SUBFAMILY EUTELIINAE
View Image Gallery of Subfamily Euteliinae

Penicillaria Guenée

Type species: nugatrix Guenée.

Synonyms: Bombotelia Hampson; Tamseale Nye (replacement name for Eleale Walker, a junior homonym) syn. n. (type species is plusioides Walker); Tibiocillaria Bethune-Baker syn. n.

The forewings have a margin with an obtuse central angle and are distinctively patterned in purplish red with strongly angled fasciae in most species; the submarginal is subapically prominent as a fine white line. The hindwings are basally white with a broad border of a slightly duller shade of the forewing colour.

The male antennae are bipectinate over the basal half to two-thirds, those of the female filiform in the nugatrix Guenée group (see below) but almost as bipectinate as in the male in plusioides, maculata and the two species previously placed in Tibiocillaria; they are less markedly bipectinate in females of dorsipuncta Hampson and lineatrix Walker (S. India, Sri Lanka).

The male eighth abdominal segment has a pair of coremata arising basally from the sternite; the tergite basally bears two anterior processes and
distally has two small, lateral, setose, membraneous lobes (Fig. 25). In the genitalia the valves are simple and the saccus very broad, relatively short; the valves bear an ampullate harpe and are relatively expanded at the apex in the simplex group, and somewhat so in jocosatrix; in other species the valves are of even width.

The uncus is narrow with a terminal spine in maculata and the sister-pair of species included in Tibiocillaria, dinawa Bethune-Baker (New Guinea) and magnifica Robinson (Fiji), both here placed in Penicillaria combs. n. In plusioides Walker and dorsipuncta Hampson it tapers to a point from a relatively broad base. In P. lineatrix Walker the uncus has a bifid apical portion, each part bearing serried ranks of cylindrical setae as illustrated for the Australasian Pataeta carbo Guenée by Holloway (1979, fig. 107:1); the sharing of this unusual character suggests that carbo may be a divergent member of the Penicillaria group.

The generic type species P. nugatrix Guenée, P. jocosatrix and the P. simplex group all have a short, broad, setose uncus with a blunt apex, unusual in the subfamily and probably serving to define the species as a nugatrix group within which simplex and allies form a subgroup. The simplex subgroup is most diverse in the Papuan Subregion, apart from the widespread species simplex and meeki Bethune-Baker. Other species included are: dinawa Bethune-Baker, dinawaensis Bethune-Baker, nigriplaga Warren (all New Guinea); auriplaga Bethune-Baker + rothschildi Warren (possibly conspecific; New Guinea and Sulawesi).
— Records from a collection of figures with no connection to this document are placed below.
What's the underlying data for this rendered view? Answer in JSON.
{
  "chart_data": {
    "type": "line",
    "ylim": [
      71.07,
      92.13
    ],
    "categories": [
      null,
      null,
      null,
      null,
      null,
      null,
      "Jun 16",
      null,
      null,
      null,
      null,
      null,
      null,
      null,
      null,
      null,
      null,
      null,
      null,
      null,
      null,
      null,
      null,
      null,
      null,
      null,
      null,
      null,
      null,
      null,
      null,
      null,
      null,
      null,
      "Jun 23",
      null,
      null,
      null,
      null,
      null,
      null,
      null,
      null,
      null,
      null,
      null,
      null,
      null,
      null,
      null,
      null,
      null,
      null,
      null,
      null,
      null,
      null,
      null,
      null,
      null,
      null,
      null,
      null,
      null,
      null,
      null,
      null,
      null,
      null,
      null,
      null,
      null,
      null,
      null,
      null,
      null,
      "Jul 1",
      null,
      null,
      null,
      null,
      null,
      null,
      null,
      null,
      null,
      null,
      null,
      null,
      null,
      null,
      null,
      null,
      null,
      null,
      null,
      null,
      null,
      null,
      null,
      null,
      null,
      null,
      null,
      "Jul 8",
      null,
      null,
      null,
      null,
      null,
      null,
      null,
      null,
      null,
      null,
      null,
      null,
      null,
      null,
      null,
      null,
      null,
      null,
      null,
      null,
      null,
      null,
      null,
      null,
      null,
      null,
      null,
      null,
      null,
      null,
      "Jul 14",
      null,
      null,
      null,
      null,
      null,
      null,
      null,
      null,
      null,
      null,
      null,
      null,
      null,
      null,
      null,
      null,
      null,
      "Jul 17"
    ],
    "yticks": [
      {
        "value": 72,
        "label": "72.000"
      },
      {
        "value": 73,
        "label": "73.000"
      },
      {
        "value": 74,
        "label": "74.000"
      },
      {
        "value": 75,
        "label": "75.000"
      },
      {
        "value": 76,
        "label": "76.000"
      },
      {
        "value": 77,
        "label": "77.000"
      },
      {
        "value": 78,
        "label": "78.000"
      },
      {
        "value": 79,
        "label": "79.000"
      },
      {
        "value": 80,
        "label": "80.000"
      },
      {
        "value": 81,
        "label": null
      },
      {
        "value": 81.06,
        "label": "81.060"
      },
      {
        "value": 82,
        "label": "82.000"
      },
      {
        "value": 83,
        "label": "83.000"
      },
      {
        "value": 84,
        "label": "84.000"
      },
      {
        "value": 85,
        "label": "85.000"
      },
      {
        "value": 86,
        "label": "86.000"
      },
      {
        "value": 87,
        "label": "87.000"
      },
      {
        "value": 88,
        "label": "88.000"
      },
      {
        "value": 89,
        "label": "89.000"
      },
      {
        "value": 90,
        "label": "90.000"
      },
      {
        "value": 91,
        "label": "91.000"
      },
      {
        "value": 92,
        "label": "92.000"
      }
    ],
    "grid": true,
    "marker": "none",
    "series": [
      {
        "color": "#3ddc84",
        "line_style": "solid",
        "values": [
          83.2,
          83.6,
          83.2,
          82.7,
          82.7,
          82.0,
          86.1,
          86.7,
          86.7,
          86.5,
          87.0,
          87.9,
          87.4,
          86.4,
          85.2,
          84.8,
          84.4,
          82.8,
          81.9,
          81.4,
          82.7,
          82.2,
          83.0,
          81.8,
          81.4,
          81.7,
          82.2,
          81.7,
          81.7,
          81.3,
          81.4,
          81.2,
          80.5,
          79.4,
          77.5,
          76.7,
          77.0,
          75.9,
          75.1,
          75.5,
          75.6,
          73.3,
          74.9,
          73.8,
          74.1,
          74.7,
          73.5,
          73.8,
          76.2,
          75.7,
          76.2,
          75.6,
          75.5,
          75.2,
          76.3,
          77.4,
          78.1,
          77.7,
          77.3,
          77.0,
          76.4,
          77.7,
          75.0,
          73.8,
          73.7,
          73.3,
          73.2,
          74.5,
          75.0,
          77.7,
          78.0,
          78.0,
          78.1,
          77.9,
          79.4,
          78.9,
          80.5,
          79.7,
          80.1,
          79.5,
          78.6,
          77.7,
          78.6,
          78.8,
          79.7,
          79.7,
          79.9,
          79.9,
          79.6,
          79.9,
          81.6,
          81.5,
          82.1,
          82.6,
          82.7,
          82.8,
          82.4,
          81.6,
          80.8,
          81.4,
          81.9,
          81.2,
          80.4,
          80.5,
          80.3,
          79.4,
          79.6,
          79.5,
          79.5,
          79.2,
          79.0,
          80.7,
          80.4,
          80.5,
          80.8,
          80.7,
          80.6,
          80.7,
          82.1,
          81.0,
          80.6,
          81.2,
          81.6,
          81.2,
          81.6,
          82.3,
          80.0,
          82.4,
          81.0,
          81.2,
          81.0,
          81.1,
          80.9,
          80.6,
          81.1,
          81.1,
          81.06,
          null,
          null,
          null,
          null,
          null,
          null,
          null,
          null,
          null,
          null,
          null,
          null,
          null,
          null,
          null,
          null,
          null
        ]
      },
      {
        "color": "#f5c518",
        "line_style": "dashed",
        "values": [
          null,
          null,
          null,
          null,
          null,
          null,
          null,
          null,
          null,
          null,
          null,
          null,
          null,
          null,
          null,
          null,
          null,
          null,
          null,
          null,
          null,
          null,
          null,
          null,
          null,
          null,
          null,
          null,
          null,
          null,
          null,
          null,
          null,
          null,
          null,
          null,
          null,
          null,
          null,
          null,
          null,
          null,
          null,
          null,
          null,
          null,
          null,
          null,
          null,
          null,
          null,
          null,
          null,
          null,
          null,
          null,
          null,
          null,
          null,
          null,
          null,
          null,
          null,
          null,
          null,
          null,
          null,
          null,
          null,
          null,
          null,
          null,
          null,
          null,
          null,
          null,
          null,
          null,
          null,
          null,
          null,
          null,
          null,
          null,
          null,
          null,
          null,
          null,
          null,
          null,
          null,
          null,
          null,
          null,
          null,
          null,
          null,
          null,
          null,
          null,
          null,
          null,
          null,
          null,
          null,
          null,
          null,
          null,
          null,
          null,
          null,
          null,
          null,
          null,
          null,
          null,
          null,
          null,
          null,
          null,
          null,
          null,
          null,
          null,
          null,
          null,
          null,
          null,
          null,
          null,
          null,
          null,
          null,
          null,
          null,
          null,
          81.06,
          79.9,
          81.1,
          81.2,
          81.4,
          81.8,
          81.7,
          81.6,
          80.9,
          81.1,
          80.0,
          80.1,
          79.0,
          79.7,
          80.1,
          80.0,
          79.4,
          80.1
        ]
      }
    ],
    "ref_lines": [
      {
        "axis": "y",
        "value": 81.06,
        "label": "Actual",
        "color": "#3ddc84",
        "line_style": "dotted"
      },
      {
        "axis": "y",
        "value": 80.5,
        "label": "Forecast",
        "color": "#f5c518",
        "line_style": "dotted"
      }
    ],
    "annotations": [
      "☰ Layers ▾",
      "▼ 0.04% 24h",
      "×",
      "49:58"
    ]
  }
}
The aedeagus vesica is globular in most species except jocosatrix where there are several narrow lobes (Holloway 1979: fig. 197), and the anellus is finely and densely setose. The vesica bears between one and a dozen substantial cornuti.

The female bursa copulatrix is unadorned.

The genus Zobia Saalmuller (type species snelleni Saalmuller; Madagascar, Africa) has features of facies and male genitalia that suggest affinities with Penicillaria.

P. plusioides has a close ally, regalis Prout, described from Amboina (S. Moluccas) which must also be transferred to Penicillaria, comb. n.

The Australian taxon plumbea Walker was incorrectly assigned to Penicillaria (under its synonym Bombotelia) by Gaede (1937) and has characters of the male antennae and genitalia that indicate it should be transferred to Targalla Walker (q.v.), comb. n.